Sake Reaches New Heights at Zuma
March 07, 2013 | by JASON FITZROY JEFFERS | Food & Drink News
The ultra-rare Kakurei Hidehiro Shinbo Daiginjo sake ($1,900).
If the only question you’ve ever asked about sake is “hot or cold,” then Sayoko Ieto would like to have a word with you. At Zuma, the hit contemporary Japanese restaurant at the Epic Hotel, she meticulously curates an ever-evolving menu of nearly 100 sakes. The dizzying selection reflects the fact that more and more Americans are being swept away by the allure of the Japanese libation, a fermented brew every bit as intricate and exhaustive in its craftsmanship and gastronomic possibilities as any wine.
“It used to be that people only cared about sake bombs,” Ieto says. “Now customers want to learn everything about it.” Indeed, Japan has seen exports of the spirit double in the last decade, with America becoming the third-largest importer worldwide. According to Ieto, what’s most impressive is our rapidly growing appreciation for tokutei meishoshu—premium sake brewed from rice that’s been polished down to less than 70 percent of its original size. It offers a purer taste than the utilitarian futsushu table sake and presents several sub-designations such as junmai (which tends to be more vigorous), honjozo (often smoother), and ginjo (which is more delicate).
And there’s some real upper-echelon stuff starting to hit our shores. There are only 300 bottles of ultra-rare Kakurei Hidehiro Shinbo Daiginjo in existence, 18 of which are in the US. Zuma is currently home to six. “I have been lucky to taste it, and I can only describe it as deeply complex yet exceptionally pure,” Ieto says. “Elegant.”

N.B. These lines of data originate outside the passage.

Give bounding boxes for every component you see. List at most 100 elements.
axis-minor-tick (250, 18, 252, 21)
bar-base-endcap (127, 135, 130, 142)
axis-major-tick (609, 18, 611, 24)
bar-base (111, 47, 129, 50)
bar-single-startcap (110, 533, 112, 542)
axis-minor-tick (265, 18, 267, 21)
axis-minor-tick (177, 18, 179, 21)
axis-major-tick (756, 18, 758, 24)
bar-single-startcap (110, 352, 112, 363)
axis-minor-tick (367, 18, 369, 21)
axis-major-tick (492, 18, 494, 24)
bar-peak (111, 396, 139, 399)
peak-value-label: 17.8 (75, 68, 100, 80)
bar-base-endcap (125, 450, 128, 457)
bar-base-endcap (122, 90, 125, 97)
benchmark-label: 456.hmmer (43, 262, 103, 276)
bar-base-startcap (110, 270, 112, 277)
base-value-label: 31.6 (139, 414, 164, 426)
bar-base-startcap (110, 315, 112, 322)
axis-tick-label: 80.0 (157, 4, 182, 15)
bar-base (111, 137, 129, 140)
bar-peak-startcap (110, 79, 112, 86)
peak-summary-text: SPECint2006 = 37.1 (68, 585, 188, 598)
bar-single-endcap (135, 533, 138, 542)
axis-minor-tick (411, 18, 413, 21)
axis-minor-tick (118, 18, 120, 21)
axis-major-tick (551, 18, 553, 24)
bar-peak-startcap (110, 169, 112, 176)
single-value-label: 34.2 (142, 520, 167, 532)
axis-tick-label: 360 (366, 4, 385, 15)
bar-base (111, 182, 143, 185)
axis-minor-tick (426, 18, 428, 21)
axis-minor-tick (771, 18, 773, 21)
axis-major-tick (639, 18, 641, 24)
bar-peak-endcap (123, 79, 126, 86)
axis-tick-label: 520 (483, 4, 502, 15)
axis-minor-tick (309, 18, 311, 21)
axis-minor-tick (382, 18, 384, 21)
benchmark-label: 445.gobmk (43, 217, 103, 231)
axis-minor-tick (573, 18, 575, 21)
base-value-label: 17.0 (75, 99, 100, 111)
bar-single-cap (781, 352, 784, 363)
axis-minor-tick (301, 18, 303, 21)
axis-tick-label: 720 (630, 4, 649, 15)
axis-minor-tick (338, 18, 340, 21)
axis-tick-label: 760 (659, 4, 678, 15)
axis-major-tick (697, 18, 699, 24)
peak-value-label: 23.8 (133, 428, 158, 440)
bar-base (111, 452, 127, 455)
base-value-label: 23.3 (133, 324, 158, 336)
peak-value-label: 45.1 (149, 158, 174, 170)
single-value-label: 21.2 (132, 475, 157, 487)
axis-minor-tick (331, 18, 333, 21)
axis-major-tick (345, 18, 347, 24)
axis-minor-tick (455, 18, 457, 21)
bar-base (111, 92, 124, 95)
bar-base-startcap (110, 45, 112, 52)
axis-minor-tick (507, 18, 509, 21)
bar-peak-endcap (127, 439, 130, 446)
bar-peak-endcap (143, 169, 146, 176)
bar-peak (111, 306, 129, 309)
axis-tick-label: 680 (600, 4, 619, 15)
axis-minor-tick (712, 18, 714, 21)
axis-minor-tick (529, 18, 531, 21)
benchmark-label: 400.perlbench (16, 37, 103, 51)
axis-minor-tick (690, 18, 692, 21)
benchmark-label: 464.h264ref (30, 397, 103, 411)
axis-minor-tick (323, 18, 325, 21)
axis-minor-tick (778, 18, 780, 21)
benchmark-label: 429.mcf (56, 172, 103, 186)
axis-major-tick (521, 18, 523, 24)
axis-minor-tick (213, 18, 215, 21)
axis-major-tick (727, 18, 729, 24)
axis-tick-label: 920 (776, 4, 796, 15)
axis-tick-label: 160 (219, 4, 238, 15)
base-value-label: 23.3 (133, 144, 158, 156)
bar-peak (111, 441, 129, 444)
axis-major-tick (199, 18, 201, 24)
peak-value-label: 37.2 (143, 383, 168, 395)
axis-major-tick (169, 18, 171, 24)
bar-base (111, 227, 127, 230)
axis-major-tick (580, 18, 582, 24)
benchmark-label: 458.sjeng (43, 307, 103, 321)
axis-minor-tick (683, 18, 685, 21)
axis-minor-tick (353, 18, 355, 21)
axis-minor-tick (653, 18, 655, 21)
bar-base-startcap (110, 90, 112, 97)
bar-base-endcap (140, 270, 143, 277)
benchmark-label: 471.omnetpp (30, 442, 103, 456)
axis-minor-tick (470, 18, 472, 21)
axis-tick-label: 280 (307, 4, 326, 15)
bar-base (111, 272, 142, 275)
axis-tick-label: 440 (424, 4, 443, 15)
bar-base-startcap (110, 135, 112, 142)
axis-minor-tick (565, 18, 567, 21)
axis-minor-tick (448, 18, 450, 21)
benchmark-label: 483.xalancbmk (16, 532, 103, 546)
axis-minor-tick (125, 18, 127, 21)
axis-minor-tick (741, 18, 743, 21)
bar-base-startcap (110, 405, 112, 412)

The new sake horizon can be daunting, but it’s also enticing. Ieto recommends sake flights, a tasting platter of different varieties—an experience that has become all the rage at Japanese izakaya restaurants like Zuma all over the country, and even in Japan, where younger drinkers are themselves just as new to the mysterious intricacies of sake as we are. Have fun exploring.